Summery Sounds From Guitarist Yuval Amihai and Pianist David Kikoski

by delarue

Go to pianist David Kikoski’s discography page, and as you would expect there are plenty of albums where he’s the bandleader. Scroll down to his sideman projects and you’ll find that the very first album listed is the Mingus Big Band’s sizzling Live at the Jazz Standard album from 2010. Big surprise: Kikoski is a big reason why that album is one of the most exhilarating of the past dozen years. He’s lyrical, he has an edge and he gets a ton of gigs, which is why he doesn’t often get a chance to lead his own projects here. He’s doing that this June 11 with a trio at 10:30 PM at Mezzrow. Cover is $25 cash at the door; he’s back in that intimate space on June 25.

Kikoski is also very versatile. One new album that gives him a chance to go in a direction he hasn’t gone in much lately is Israeli guitarist Yuval Amihai‘s My 90s Summer, streaming at Soundcloud.

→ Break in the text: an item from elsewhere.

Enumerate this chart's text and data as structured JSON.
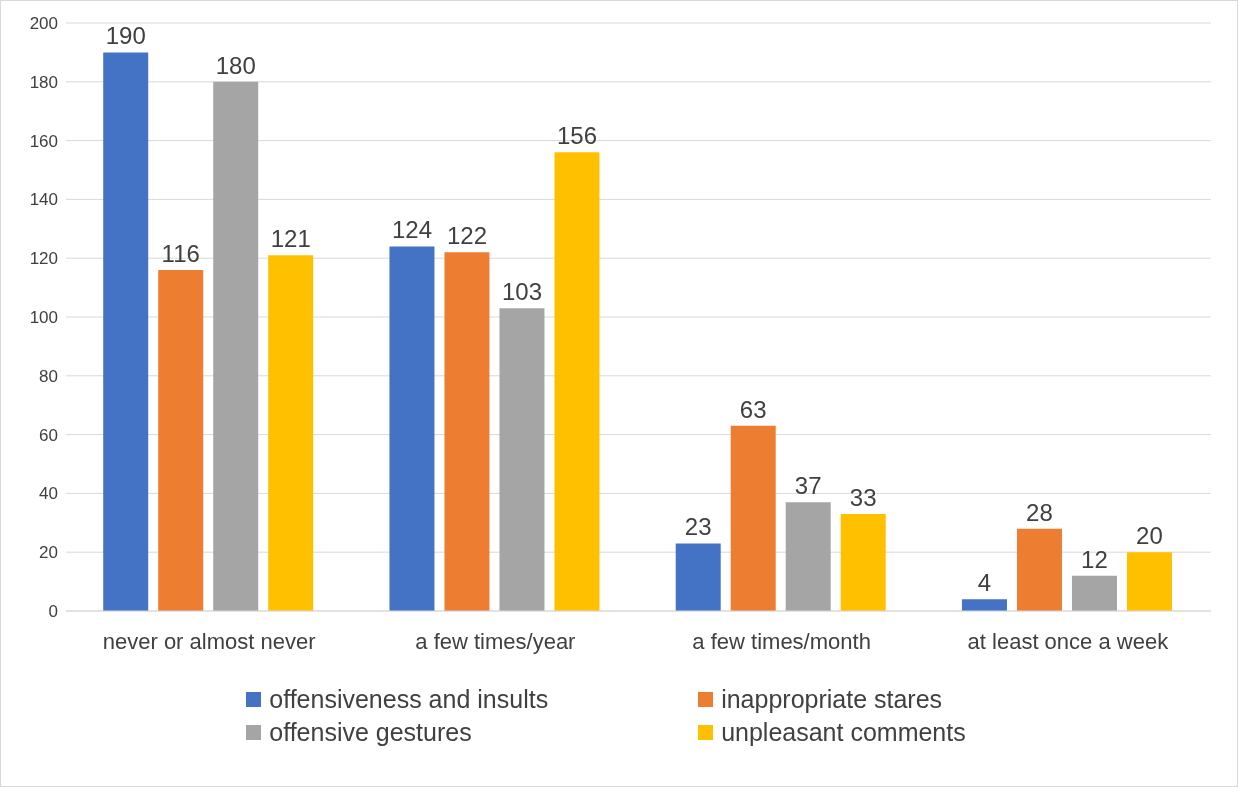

Kikoski plays Rhodes electric piano on this one, which in general is closer to soul and downtempo music than it is jazz.

Amihai opens with the title track, a swaying, summery soul theme with a balmy horn chart: Julieta Eugenio on tenor sax, Wayne Tucker and Itai Kriss on flute giving way to carefree solos by Amihai and Kikorski and a big cheery crescendo. It sets the stage for much of the rest of the record.

The band prowl like a lynx, sleek on its feet but lethal in MEDB (Middle Eastern Desert Blues), with deliciously simmering harmonies from the bandleader and Kikoski’s Rhodes. It doesn’t sound the least bit Malian and it doesn’t sound particularly Middle Eastern either. as Kikoski winds his way through a twinkling, nocturnal solo.

Gwen’s Groove is a vampy trip-hop launching pad for bright, matter-of-fact solos from guitar and Rhodes. The band reach for a balmy, summery lullaby soul sound in Song For Sasha. They follow that with the aptly titled Smiles, Kikoski switching to acoustic piano for a typically glistening, rather impetuous interlude over the tiptoeing syncopation of bassist Eric Wheeler and drummer Jeremy Dutton. It’s the best and most traditional jazz number on the record.

Amihai revisits the furtive nocturnal slink of the album’s second number, if less ominously, in Yitgaber. The album’s big epic is Coming Through, which sounds like a late 70s/early 80s Steely Dan song without words, Kikoski back on piano for an emphatically strolling, blues-infused solo. Amihai gives the record a warmly swaying coda with Saturday Afternoon.

Most of this is not heavy music, but Amihai really knows how to create a mood and keep it going. Clearly, the 90s were a happy time for him. How little those of us who were there knew how much we would eventually miss those days.